I’ve been guiding in France on and off for the last few years, first in Morzine in 2007, then in Les Arcs and on the Trans-Provence route. In 2007 the Haute-Savoie (of which Morzine is a part) finally decided that they didn’t want British guides working on their patch, and arrests were made. Over in Les Arcs (part of the Savoie) it took a little longer for the authorities to notice/make a fuss about it, approximately another 6 years in fact. Initially it seemed like there was no solution and the safest thing for most of us was just to stop guiding rather than risk a hefty fine or even prison. However, with the help of Sam Morris at BikeVillage.co.uk that has now changed. You can read the full article here, but suffice to say that it is now possible to take an equivalence test to prove your abilities. If you pass, you’re able to legally work as a mountain bike guide in France.
I did that exact test last week and really enjoyed it. I was worried my french wasn’t really up to scratch, but as soon as I was having to use it loads more than usual I found my confidence increasing.
I got off to a good start, being one of only 3 people to pass the navigation and bike-handling tests on the first day – the navigation caught some people out, but I guess using an IGN map (France’s equivalent to our British OS maps) for the first time in a long time isn’t easy. The next day we were tested on incident management which involved a first aid scenario and calling the emergency services – in french of course. I’d spent a few weeks revising body parts and phrases, although in the end I didn’t really need them – turns out my french is a lot better than I give myself credit for! It will certainly be useful for the future though – to date I’ve never needed to call the emergency services whilst guiding, but I’m sure my time will come.

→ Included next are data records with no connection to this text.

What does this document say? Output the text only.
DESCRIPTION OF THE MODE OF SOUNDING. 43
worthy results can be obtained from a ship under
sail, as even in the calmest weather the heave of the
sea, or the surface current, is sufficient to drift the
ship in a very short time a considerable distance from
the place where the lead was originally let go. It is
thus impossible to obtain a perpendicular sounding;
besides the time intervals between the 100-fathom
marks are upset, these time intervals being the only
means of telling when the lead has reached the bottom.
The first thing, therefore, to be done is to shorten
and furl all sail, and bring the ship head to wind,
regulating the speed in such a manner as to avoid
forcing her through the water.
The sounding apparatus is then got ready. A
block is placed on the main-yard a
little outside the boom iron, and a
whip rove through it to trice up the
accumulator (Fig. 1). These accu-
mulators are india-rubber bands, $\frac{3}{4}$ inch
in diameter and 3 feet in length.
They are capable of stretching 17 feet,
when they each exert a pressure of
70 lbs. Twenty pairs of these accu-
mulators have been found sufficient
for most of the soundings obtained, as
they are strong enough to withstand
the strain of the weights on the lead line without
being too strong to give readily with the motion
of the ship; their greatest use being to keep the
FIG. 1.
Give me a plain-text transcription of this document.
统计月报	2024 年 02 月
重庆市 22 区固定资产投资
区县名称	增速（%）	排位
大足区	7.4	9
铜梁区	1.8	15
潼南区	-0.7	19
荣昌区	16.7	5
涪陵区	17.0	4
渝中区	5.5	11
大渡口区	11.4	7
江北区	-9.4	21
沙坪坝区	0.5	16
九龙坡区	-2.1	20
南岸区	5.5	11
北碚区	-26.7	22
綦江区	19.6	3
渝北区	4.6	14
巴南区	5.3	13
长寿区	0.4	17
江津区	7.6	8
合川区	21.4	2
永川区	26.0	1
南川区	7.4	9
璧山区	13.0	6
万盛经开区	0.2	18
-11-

The final element was to be teaching some 7-8 year olds about balance on their bikes. Initially I thought this wouldn’t be too bad, till Sam reminded me about how they have a really short attention span! I got a load of really useful phrases from him to keep them in control, and the session got off to a good start with me definitely in charge. It was pretty hard as I was showing them stuff and trying to explain stuff in French, and when they messed around a bit, it felt almost impossible to just look up from the kid you’re helping and shout across to the one messing around to stop it – whereas in English it’d be something you wouldn’t even think twice about. I got lots of feedback from the assessors afterwards, and the general line of questioning was about what I could’ve done to make it better. I wasn’t convinced I’d passed this element to say the least! But at last, I could just go home and not think about it any more.
Even though I’d quite enjoyed the whole thing, it was undoubtedly quite refreshing to have a few days focussing my mind on other things. Then yesterday night I heard a few of the others had had their results. Where were mine!! Today I got the answer… I only flippin went and PASSED! Still can’t quite believe it, but it’s super cool!
So there we have it. If you want to guide in France, there is a solution! Oh, and I PASSED!!! Wooo hooooo! First female British guide to have taken this new equivalence test and passed. Hoooooray!